第35話 ビンタ二発であの世行き

 はい、五人目の君。魔術師のリーダーですね。リーダーのステータスだけを見とけばよかったよな。俺たち四人はぞろぞろと、鍾乳石しょうにゅうせきの陰から起き上がって服についた泥を払う。


 魔術師の下っ端が前に出ようとした。俺は慌てて手を上げる。降参の意味で。


 炎の渦で焼かれたくないからな。さっきの冒険者二人みたいに。


 リーダー格の男が下っ端を制した。下っ端はおずおずと横に広がった魔術師の列に戻る。


 十人。壮観だな。まるで勇者召喚の儀みたい。十人パーティーって規定違反じゃなかったっけ? 


 最大八人までだろ。


「どこまで見ていた?」


 俺は正直に答える。


「剣士と魔術師があんたらに殺されたところは。ばっちり。あれは、激しい炎だったな」


「ちょ、クランさん」


 コウタの息を殺したような絶望した声。まだ、鼻に焦げた臭いが残ってるもんな。だからってそんなに泣きつかれてもな。

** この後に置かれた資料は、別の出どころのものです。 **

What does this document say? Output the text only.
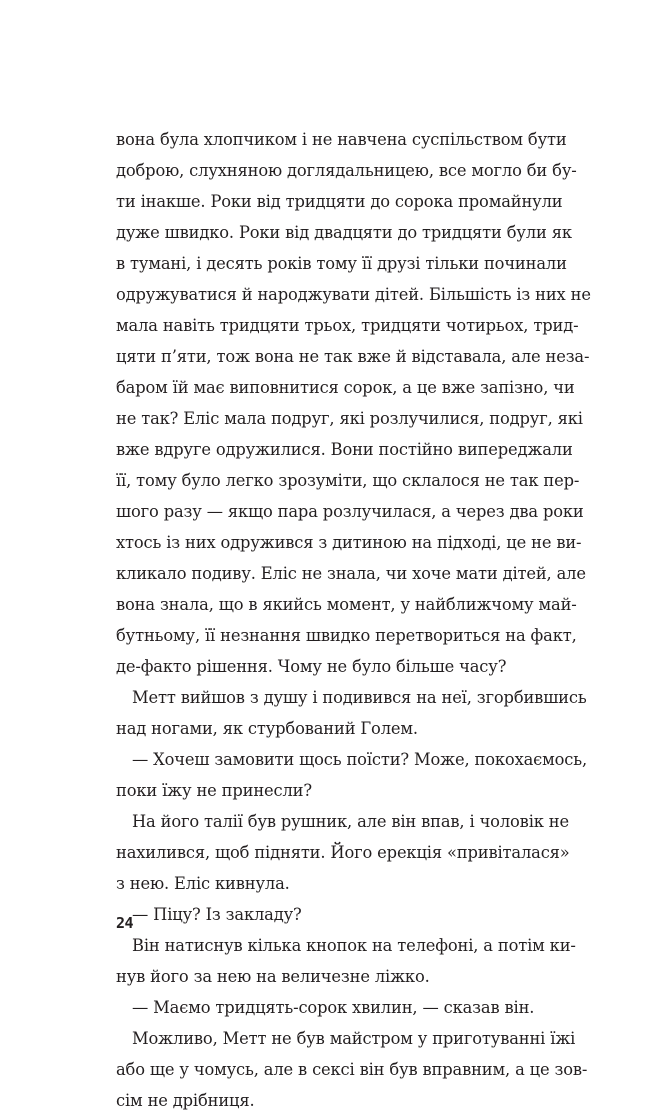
вона була хлопчиком і не навчена суспільством бути
доброю, слухняною доглядальницею, все могло би бу-
ти інакше. Роки від тридцяти до сорока промайнули
дуже швидко. Роки від двадцяти до тридцяти були як
в тумані, і десять років тому її друзі тільки починали
одружуватися й народжувати дітей. Більшість із них не
мала навіть тридцяти трьох, тридцяти чотирьох, трид-
цяти п’яти, тож вона не так вже й відставала, але неза-
баром їй має виповнитися сорок, а це вже запізно, чи
не так? Еліс мала подруг, які розлучилися, подруг, які
вже вдруге одружилися. Вони постійно випереджали
її, тому було легко зрозуміти, що склалося не так пер-
шого разу — якщо пара розлучилася, а через два роки
хтось із них одружився з дитиною на підході, це не ви-
кликало подиву. Еліс не знала, чи хоче мати дітей, але
вона знала, що в якийсь момент, у найближчому май-
бутньому, її незнання швидко перетвориться на факт,
де-факто рішення. Чому не було більше часу?
Метт вийшов з душу і подивився на неї, згорбившись
над ногами, як стурбований Голем.
— Хочеш замовити щось поїсти? Може, покохаємось,
поки їжу не принесли?
На його талії був рушник, але він впав, і чоловік не
нахилився, щоб підняти. Його ерекція «привіталася»
з нею. Еліс кивнула.
— Піцу? Із закладу?
Він натиснув кілька кнопок на телефоні, а потім ки-
нув його за нею на величезне ліжко.
— Маємо тридцять-сорок хвилин, — сказав він.
Можливо, Метт не був майстром у приготуванні їжі
або ще у чомусь, але в сексі він був вправним, а це зов-
сім не дрібниця.
24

「コウタ。ほら、隠してもしょうがないし。こいつら、邪悪な奴らだからさ、隠したら隠したで俺たち、どんな目にあうか」


 全てを自白させる自白テルミ魔法オールを唱えられたら一発で俺、べらべらしゃべっちゃう自信あるし。


 ステフのもふもふが好きだとか。すべすべ肌に触りたいとか。生足をなめてみたいとか。女湯が俺を呼んでいるとか。

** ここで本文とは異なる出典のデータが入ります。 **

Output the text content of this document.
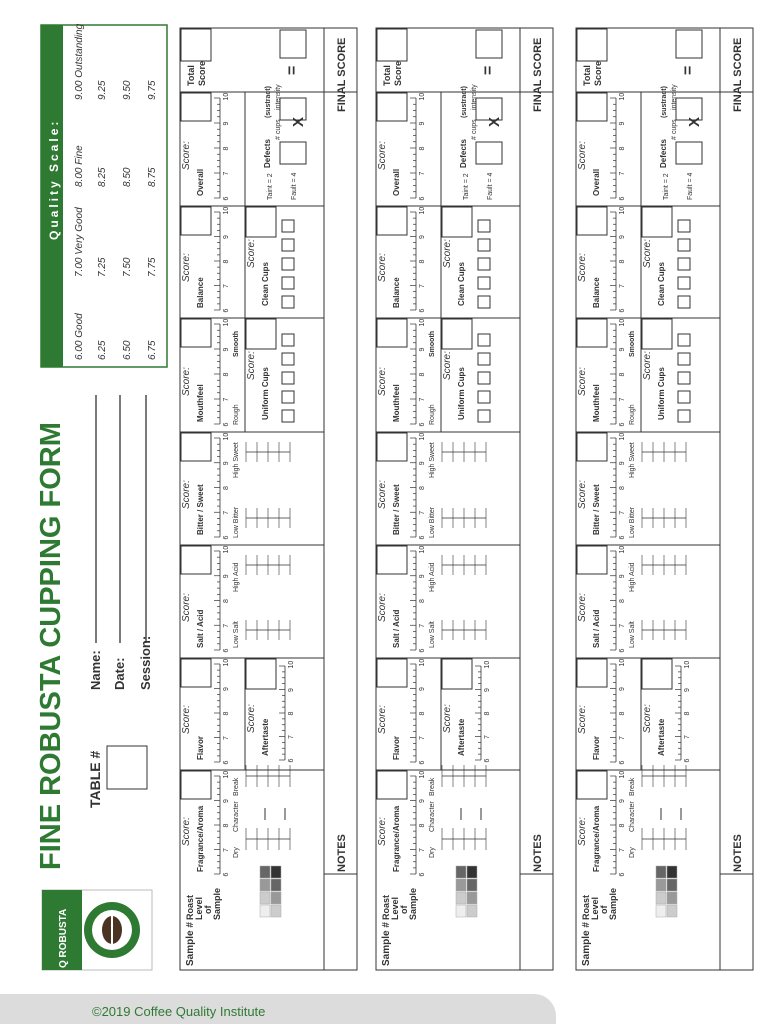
Q ROBUSTA
FINE ROBUSTA CUPPING FORM TABLE #
Name: Date: Session:
Quality Scale:
6.00 Good 6.25 6.50 6.75
7.00 Very Good 7.25 7.50 7.75
8.00 Fine 8.25 8.50 8.75
9.00 Outstanding 9.25 9.50 9.75
NOTES
FINAL SCORE
Sample #
Roast Level of Sample
Score: Fragrance/Aroma
6
7
8
9
10
Dry
Character
Break
Score:
Flavor
6
7
8
9
10
Score:
Aftertaste
6
7
8
9
10
Score:
Salt / Acid
6
7
8
9
10
Low Salt
High Acid
Score: Bitter / Sweet
6
7
8
9
10
Low Bitter
High Sweet
Score:
Mouthfeel
6
7
8
9
10
Rough
Smooth
Score:
Uniform Cups
Score:
Balance
6
7
8
9
10
Score:
Clean Cups
Score:
Overall
6
7
8
9
10
Defects
(sustract)
# cups
intensity
Taint = 2 Fault = 4
X
Total Score	=
NOTES
FINAL SCORE
Sample #
Roast Level of Sample
Score: Fragrance/Aroma
6
7
8
9
10
Dry
Character
Break
Score:
Flavor
6
7
8
9
10
Score:
Aftertaste
6
7
8
9
10
Score:
Salt / Acid
6
7
8
9
10
Low Salt
High Acid
Score: Bitter / Sweet
6
7
8
9
10
Low Bitter
High Sweet
Score:
Mouthfeel
6
7
8
9
10
Rough
Smooth
Score:
Uniform Cups
Score:
Balance
6
7
8
9
10
Score:
Clean Cups
Score:
Overall
6
7
8
9
10
Defects
(sustract)
# cups
intensity
Taint = 2 Fault = 4
X
Total Score	=
NOTES
FINAL SCORE
Sample #
Roast Level of Sample
Score: Fragrance/Aroma
6
7
8
9
10
Dry
Character
Break
Score:
Flavor
6
7
8
9
10
Score:
Aftertaste
6
7
8
9
10
Score:
Salt / Acid
6
7
8
9
10
Low Salt
High Acid
Score: Bitter / Sweet
6
7
8
9
10
Low Bitter
High Sweet
Score:
Mouthfeel
6
7
8
9
10
Rough
Smooth
Score:
Uniform Cups
Score:
Balance
6
7
8
9
10
Score:
Clean Cups
Score:
Overall
6
7
8
9
10
Defects
(sustract)
# cups
intensity
Taint = 2 Fault = 4
X
Total Score	=
©2019 Coffee Quality Institute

 どうする? 俺たちを目撃者として殺すか? Sランクパーティーと正面から応戦して勝てる勝算はゼロ。


 相手は十人だし。反則、卑怯。多すぎ問題!


 これで戦闘になったら、負けイベント確定。


「消えてもらう」




 無慈悲でよくようのない声。


 はい、終わりましたね。ステフと死ねるならそれでいいや。


 クラン・アメルメ・ルシリヴァンの墓石には、『宮廷鑑定士、愛ゆえに死す』と書いて欲しい。さあ、抱き合おうかステフ! って思ったけど。早まるな俺!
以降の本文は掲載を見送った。